Pension regulator PFRDA has now taken a big initiative to revamp the pension funds management structure in India and position the industry for strong decadal growth that could take the overall assets under management of the National Pension System (NPS) to ₹30-lakh crore by 2030.

The regulator has now come out with a new Request for Proposal (RFP) for selection of sponsors of pension funds for NPS, throwing open the door for more pension fund managers with at least five-fold jump in their fees, making it lucrative for serious players to take a deep dive into this industry.

BusinessLine spoke to PFRDA Chairman Supratim Bandyopadhyay to get into the nuts and bolts of this reform process. Excerpts:

What is the objective of bringing the RFP?

It is to expand the number of players (only serious) in the pension industry and ensure that existing as well as new players are better remunerated in terms of fund management fees in line with the size of their operations.

How is the latest RFP different from the earlier one?

This latest RFP has several firsts to its credit. This is the first time we have come out with a combined RFP — both for the government and private sector. For the government, the last RFP was in 2012 and in 2013-14 for the private sector. They had different structures and restrictions.

The Government was open for certain state-controlled pension fund managers and the private sector was open for all. In April 2019, the government had allowed even private pension fund managers to manage NPS funds of government schemes.
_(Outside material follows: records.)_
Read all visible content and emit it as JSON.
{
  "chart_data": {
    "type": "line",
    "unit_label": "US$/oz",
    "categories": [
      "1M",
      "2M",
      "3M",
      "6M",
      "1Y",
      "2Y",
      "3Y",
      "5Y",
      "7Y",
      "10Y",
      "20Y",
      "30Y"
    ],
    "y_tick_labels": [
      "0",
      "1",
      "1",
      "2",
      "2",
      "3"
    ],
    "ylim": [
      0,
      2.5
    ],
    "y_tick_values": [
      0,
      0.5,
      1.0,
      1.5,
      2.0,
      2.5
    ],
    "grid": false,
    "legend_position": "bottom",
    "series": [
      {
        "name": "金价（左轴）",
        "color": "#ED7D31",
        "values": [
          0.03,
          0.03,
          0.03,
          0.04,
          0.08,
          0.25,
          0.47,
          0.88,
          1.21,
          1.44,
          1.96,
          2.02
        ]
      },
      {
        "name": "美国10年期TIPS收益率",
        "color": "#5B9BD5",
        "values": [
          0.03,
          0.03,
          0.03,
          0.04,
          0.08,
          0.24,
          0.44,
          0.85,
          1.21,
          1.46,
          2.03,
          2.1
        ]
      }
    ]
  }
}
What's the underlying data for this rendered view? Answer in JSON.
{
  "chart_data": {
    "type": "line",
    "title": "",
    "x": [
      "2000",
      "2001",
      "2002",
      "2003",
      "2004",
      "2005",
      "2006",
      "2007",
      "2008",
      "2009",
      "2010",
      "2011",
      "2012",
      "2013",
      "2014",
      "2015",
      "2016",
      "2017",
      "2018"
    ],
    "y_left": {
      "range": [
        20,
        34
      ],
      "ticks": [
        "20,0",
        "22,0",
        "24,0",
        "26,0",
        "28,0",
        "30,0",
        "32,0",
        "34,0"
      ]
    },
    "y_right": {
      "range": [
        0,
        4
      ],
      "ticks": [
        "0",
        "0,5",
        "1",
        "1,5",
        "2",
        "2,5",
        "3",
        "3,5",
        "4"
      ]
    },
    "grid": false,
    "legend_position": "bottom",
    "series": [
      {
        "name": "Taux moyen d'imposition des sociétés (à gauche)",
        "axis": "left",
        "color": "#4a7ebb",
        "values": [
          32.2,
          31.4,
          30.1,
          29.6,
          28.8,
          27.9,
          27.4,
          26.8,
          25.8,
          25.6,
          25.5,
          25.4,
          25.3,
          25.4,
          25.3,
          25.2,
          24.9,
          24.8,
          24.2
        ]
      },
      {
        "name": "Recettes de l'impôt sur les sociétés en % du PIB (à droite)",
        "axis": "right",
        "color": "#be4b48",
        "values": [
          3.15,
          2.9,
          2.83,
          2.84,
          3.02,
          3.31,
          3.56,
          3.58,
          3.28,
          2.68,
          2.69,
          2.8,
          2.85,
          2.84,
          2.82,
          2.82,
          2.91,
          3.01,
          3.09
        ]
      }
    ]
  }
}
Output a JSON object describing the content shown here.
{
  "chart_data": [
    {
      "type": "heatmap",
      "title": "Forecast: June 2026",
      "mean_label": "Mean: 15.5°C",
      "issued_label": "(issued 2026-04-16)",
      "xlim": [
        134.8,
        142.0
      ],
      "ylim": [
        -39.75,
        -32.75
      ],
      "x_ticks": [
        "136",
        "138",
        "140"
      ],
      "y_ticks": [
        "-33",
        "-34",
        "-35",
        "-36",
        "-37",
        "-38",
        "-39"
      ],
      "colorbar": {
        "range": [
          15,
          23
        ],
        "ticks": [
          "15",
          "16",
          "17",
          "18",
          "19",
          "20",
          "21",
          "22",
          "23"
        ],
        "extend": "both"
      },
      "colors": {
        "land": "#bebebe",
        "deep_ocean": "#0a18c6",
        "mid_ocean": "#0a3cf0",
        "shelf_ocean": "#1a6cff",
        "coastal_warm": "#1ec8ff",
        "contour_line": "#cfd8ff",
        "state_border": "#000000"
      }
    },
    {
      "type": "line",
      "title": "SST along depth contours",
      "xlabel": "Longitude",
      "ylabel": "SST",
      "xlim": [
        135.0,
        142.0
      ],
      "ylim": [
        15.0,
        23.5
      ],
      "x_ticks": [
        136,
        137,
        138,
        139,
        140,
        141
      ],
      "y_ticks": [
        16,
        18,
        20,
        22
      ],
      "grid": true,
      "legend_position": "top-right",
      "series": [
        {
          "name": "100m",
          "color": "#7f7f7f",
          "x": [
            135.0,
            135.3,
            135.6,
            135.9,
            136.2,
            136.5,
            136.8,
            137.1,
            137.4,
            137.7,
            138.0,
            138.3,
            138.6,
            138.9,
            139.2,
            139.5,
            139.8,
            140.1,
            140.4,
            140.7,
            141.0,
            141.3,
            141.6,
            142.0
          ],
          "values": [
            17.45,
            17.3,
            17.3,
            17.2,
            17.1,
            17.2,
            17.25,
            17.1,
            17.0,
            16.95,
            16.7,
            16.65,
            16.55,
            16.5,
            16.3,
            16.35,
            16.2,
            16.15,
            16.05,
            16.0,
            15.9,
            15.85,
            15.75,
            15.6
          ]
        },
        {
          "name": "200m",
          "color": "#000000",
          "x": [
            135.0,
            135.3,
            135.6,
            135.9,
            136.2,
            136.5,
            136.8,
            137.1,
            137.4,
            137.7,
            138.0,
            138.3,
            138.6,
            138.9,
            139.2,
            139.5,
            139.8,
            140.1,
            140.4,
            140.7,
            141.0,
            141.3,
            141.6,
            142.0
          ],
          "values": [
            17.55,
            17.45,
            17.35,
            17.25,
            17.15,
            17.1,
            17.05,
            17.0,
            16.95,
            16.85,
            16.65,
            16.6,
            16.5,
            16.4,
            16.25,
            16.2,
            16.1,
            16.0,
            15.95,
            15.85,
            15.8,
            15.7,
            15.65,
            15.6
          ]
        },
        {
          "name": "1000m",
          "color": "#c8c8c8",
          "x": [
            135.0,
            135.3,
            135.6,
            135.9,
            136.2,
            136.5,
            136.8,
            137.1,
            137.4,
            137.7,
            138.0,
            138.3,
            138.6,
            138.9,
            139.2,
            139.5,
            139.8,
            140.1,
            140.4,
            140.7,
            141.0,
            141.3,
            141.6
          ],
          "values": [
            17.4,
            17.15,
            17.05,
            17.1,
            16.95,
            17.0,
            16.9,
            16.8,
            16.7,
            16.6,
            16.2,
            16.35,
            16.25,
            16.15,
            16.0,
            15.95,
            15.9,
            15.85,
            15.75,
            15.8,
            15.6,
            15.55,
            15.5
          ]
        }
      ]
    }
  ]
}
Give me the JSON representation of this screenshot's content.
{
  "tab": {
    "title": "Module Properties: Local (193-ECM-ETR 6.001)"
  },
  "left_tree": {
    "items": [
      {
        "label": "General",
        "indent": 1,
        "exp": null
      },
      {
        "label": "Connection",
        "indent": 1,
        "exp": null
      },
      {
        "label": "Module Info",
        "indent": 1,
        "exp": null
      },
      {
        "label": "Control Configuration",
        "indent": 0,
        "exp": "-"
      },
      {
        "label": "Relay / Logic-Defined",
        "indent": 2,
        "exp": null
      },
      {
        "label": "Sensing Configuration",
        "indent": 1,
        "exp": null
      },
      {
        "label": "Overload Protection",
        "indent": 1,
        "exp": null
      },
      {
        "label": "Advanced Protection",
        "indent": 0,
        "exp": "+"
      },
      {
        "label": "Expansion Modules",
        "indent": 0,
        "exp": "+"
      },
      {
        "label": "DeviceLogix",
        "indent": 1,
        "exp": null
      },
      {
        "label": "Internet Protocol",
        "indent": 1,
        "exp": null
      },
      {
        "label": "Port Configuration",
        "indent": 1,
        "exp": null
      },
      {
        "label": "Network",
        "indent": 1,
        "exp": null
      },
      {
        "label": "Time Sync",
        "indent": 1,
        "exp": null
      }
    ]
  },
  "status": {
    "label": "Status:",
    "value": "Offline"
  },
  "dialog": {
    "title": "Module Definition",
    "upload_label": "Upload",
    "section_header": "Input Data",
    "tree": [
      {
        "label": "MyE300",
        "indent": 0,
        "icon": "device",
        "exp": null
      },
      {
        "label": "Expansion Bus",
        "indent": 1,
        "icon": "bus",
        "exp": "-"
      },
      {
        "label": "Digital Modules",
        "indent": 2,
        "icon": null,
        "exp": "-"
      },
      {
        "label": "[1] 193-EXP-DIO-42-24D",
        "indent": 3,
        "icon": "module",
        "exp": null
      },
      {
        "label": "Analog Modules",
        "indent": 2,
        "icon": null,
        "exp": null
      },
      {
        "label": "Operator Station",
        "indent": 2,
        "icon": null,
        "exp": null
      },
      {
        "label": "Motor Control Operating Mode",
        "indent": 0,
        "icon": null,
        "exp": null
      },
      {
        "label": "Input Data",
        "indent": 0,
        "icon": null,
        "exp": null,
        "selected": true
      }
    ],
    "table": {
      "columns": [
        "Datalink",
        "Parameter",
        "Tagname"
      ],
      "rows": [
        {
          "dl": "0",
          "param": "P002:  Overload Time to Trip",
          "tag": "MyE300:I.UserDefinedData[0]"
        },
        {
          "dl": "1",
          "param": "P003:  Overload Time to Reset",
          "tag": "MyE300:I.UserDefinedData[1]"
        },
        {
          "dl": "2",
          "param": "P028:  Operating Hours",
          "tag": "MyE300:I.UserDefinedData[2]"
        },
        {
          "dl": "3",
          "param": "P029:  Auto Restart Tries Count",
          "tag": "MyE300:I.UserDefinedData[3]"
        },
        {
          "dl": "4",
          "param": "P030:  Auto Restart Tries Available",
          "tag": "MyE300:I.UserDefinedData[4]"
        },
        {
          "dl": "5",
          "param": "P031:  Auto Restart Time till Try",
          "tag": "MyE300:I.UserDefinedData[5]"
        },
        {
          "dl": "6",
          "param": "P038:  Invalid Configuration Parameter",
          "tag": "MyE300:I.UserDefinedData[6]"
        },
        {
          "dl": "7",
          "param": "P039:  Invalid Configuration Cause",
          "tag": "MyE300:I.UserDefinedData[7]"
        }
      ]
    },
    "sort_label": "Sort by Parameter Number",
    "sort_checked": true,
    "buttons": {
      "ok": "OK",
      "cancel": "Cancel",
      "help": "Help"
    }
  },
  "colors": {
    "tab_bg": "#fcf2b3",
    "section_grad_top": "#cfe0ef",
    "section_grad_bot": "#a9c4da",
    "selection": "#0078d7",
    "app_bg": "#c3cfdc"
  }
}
Now, there is no distinction between government, PSU or private pension fund managers.

Which are the other firsts?

This is the first RFP where we have specified a slab structure for investment management fee. In the earlier regime, it was a flat fee. We have now gone in for a graded slab structure (four slabs from 3 paise to 9 paise) so that the new entrants to this field will not find it difficult to build a corpus. This will help them achieve scale while meeting their early establishment expenses. From a previous regime fee level of 1 paisa for every ₹100 of pension funds managed, we are now proposing an average fee of 5 paisa per ₹100 of pension monies managed. This is a five-time increase. This effective fee of about 5 paise is the cheapest in the pension world and our pricing is the most competitive.

With increase in fee structure, we expect pension fund managers to profit while having funds for building infrastructure and support team. We have found a balance that will not be too heavy on the wallets of subscribers and, at the same time, support the pension fund managers too. When the fee was 1 paisa, new sponsors were not very keen to enter this space.

Any other significant change this time round?

Earlier, we had a control on the number of fund managers and specified it as 10. This time, any number of fund managers can come as long as they fulfil our criteria. Anybody with five years experience of fund management on debt and equity and monthly average AUM of ₹50,000 crore for the last 12 months can apply.

We see strong interest already and, by January 22 (last date for submitting applicants); expect at least 15-16 serious applicants. The other significant decision we have taken is that licenses will be granted for perpetuity. Last time, we had allowed licence term of only five years or until a new RFP is issued. The new licence will have to be renewed every year. We have also this time round not stipulated that other bidders should match the fee proposed by the bidder with the least quote. There is no such compulsion this time.

Where do you see pension assets growing this fiscal and in the next decade?

We are on course to achieve assets under management of close to ₹6-lakh crore by end March this fiscal. This is going by the growth seen in the first nine months this fiscal. We had started the fiscal with AUM of ₹4.17-lakh crore and already touched ₹5.5-lakh crore by end December 2020. We have been growing at 35 oer cent CAGR and by this trend achieve AUM of ₹30-lakh crore by 2030.